Analysis: Bucs Najee Goode Scouting Report


In the late second round of the 2012 NFL Draft, the Tampa Bay Buccaneers selected former Nebraska Cornhuskers star linebacker Lavonte David, with that selection being a terrific value pick for the team. However, the Bucs didn’t stop there and added another linebacker in West Virginia’s Najee Goode in the fifth round of the draft.

As a senior, Goode had the best year of his career and broke out to become one of the best defensive players in the Big East. He was eighth in the conference with 87 tackles and finished tenth with 14 tackles for loss. He also brought down the quarterback five times, forced a fumble, tipped two passes, picked off a pass, and he recovered a fumble as well.

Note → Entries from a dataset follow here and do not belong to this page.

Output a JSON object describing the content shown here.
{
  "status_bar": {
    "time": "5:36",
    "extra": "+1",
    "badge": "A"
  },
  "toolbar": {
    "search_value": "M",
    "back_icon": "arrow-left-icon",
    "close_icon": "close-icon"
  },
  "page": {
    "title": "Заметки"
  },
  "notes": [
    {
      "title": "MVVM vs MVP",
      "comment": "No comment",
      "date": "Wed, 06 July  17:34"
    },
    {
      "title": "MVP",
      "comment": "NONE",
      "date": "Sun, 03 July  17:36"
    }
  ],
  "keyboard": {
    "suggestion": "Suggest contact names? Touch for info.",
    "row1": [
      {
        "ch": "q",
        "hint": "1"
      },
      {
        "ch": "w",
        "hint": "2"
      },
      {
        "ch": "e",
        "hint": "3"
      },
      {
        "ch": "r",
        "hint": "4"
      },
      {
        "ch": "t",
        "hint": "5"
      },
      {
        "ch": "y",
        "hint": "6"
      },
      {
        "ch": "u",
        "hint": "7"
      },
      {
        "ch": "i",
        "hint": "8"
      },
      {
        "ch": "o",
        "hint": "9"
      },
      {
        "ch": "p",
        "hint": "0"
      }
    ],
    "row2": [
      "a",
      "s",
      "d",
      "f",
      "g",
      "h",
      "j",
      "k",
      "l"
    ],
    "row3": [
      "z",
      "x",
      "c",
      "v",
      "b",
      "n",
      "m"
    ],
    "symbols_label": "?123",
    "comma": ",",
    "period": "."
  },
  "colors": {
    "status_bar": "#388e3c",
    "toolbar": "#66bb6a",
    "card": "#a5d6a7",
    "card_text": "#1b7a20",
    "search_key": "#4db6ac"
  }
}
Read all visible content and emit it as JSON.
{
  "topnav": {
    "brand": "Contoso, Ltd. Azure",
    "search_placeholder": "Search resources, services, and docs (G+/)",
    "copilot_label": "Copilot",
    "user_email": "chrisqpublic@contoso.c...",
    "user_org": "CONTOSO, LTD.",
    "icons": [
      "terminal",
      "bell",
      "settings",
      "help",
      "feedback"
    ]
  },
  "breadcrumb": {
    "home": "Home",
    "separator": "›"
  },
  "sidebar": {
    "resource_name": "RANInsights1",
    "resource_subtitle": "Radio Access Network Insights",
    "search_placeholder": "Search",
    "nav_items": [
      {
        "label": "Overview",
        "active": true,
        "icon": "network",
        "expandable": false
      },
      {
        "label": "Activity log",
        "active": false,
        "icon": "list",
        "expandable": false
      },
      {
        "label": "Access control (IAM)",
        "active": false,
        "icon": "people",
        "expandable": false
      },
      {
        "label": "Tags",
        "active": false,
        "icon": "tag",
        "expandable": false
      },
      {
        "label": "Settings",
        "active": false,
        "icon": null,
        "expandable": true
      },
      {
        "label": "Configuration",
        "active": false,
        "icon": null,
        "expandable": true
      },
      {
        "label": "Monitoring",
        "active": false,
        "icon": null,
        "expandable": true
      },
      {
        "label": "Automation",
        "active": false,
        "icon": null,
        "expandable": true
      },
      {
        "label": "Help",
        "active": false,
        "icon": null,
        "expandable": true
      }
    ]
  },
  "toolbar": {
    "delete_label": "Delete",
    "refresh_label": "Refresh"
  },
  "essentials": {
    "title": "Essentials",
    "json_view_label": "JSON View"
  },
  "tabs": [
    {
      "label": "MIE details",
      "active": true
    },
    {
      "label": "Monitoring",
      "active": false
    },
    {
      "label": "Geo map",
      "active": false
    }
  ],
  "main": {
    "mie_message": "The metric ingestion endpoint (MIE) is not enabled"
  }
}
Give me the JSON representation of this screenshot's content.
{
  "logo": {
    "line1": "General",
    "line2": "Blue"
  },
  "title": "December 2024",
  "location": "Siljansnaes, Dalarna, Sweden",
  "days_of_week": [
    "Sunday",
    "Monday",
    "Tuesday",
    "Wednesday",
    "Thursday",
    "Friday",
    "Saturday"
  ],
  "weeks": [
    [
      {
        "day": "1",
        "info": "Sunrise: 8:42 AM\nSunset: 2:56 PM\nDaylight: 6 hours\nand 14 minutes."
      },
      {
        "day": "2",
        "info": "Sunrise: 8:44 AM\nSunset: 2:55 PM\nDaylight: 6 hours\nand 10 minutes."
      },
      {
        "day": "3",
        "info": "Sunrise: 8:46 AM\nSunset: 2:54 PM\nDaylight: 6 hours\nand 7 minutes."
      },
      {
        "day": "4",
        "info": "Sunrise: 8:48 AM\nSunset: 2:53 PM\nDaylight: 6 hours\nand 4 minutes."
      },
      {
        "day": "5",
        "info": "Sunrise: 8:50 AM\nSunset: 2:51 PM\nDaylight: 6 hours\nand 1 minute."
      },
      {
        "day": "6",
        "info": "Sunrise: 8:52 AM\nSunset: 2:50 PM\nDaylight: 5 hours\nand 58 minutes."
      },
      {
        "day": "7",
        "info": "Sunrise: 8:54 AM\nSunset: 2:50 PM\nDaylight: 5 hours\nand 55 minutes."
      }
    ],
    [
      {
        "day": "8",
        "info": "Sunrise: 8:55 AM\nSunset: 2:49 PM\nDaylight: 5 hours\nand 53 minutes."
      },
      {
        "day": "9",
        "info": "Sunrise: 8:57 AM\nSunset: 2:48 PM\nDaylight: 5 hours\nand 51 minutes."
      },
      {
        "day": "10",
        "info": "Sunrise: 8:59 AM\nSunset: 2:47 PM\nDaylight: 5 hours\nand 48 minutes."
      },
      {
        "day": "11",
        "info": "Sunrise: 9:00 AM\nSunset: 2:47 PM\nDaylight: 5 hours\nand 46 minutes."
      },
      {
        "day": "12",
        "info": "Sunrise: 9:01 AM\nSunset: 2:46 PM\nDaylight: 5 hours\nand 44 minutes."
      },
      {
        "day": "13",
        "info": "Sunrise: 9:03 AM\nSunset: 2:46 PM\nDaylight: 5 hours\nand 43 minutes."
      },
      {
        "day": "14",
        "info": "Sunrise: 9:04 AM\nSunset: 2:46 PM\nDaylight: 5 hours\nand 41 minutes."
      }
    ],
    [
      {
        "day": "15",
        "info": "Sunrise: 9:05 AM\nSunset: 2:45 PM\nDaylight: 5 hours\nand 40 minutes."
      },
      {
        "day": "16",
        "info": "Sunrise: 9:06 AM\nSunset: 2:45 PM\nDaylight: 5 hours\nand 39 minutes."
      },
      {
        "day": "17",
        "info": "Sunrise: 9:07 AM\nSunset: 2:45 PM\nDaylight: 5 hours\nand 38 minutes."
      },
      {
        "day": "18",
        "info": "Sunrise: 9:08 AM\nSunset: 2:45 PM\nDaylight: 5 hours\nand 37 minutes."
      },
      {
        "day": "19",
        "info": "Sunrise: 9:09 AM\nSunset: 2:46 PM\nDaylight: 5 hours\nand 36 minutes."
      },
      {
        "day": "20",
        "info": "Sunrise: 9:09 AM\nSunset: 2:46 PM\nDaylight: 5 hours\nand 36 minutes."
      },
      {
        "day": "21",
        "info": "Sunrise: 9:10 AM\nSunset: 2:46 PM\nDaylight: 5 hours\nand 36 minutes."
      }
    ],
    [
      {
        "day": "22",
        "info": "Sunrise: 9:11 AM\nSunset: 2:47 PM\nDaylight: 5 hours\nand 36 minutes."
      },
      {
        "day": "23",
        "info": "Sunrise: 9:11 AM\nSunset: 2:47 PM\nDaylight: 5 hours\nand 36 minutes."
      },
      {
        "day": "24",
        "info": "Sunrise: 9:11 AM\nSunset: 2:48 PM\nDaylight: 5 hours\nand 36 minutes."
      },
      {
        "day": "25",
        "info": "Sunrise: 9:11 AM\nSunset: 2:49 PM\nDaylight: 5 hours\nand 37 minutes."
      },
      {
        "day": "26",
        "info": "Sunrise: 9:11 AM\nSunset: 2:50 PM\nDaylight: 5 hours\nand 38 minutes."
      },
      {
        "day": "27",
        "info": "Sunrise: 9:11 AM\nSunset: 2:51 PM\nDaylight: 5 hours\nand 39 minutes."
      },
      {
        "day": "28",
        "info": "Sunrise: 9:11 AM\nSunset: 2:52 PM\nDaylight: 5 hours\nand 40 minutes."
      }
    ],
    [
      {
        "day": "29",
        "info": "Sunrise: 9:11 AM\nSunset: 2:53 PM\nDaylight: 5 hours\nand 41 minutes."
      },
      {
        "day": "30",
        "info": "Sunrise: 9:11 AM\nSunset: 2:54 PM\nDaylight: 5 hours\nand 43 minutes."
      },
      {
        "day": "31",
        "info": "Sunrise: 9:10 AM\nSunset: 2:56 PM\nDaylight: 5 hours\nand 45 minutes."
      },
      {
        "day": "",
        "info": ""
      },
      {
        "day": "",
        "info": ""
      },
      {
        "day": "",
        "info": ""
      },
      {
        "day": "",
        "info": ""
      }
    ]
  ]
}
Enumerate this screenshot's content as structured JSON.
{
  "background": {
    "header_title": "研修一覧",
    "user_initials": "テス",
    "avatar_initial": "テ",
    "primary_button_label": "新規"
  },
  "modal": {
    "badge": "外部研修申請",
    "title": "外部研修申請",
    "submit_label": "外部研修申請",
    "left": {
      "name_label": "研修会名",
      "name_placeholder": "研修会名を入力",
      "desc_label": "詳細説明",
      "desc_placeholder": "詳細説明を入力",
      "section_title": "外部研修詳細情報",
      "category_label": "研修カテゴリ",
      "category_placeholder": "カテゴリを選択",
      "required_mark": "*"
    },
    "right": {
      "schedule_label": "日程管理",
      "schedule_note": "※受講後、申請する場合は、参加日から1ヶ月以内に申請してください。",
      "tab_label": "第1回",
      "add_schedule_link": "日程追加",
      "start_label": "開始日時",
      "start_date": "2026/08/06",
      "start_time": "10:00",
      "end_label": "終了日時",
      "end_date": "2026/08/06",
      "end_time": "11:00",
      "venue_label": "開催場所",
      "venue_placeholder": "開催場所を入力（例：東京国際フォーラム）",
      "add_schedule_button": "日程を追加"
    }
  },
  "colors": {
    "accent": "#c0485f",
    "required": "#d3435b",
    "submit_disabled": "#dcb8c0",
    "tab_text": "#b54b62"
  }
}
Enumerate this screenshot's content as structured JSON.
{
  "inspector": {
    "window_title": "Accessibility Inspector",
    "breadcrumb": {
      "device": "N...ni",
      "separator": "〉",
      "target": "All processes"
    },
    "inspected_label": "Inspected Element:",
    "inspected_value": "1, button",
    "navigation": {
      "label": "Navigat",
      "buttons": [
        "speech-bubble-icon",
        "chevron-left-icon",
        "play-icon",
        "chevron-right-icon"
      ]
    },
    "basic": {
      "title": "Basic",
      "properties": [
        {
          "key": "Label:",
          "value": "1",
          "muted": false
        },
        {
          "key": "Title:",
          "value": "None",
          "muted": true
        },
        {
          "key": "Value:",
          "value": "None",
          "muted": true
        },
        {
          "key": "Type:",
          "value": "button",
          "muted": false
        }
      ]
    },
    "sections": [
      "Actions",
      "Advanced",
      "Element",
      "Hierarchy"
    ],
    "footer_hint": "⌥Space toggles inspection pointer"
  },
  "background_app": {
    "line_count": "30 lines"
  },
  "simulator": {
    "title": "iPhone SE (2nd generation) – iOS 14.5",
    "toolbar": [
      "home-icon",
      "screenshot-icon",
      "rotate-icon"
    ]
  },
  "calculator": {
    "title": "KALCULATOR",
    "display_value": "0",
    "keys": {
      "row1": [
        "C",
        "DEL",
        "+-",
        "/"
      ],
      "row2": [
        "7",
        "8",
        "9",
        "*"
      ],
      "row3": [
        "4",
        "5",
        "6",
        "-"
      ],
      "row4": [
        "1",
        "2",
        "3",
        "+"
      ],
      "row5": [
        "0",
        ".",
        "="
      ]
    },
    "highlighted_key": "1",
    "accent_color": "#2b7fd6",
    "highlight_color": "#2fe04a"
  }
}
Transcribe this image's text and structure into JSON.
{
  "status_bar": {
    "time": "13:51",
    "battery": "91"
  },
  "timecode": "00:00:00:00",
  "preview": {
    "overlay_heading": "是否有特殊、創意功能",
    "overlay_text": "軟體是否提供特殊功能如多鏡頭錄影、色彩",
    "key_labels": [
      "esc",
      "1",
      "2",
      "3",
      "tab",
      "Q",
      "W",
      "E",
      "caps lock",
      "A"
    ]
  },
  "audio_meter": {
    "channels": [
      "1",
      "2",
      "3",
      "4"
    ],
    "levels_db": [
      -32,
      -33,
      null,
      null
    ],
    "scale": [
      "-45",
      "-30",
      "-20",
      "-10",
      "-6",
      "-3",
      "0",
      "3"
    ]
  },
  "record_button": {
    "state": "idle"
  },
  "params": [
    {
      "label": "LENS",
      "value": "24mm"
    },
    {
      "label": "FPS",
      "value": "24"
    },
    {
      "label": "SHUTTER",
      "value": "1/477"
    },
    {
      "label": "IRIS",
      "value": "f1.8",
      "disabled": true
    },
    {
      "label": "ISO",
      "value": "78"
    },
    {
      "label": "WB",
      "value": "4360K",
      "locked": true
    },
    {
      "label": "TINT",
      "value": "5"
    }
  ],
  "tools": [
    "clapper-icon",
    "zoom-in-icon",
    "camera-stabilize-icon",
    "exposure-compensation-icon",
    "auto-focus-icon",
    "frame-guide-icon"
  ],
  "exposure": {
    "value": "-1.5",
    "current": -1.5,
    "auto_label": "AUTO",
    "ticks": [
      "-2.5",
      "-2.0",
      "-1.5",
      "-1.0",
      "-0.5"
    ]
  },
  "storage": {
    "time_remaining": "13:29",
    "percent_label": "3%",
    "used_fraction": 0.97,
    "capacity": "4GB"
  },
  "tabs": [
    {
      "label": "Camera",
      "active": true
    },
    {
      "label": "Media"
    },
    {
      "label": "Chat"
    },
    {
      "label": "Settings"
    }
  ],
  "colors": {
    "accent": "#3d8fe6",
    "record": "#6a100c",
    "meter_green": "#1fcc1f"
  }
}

Najee Goode is 6’0″, 244 pounds and has the versatility to play at any linebacker position in any scheme. He is athletic and has a good build for the position, and Goode is viewed as a player who can have a huge impact on special teams while also being a capable, utility backup in the NFL.

There isn’t anything special about Goode, but he is a solid run defender and makes up for the pass rush ability that is sometimes lacking. The five sacks show that he is capable in that regard, but I don’t think he would fit as a 3-4 OLB.

Other things to like about Goode include good instincts, solid game speed, sound tackling ability, and leaping ability. He isn’t great at anything in particular, and the only things he is clearly poor at are his ability to get off of blocks and his coverage skills.

What I like about Najee Goode, besides his name, is his solid tackling technique that this team was sorely lacking last season. He also has impeccable work ethic, so he’s clearly willing to get better in coverage. One thing about Goode is he struggles while playing in space, which is something he will need to work on as a 4-3 OLB (if he plays outside) on the Bucs.

Goode is not an every down starter, but he looks like a guy who can be a decent backup and solid special teams player. He has some flaws to his game, but he has useful strengths that give him the upside of a two-down LB.

The Bucs mainly needed some more depth at linebacker, especially someone with the ability to play on special teams and make plays against the run. Goode fits that label, and it will be interesting to see how many snaps he gets in a backup role. I would rather play him as a middle linebacker, but the versatility to play on the outside is something that we’ll all gladly take. Want a word to describe Goode? Blue collar worker.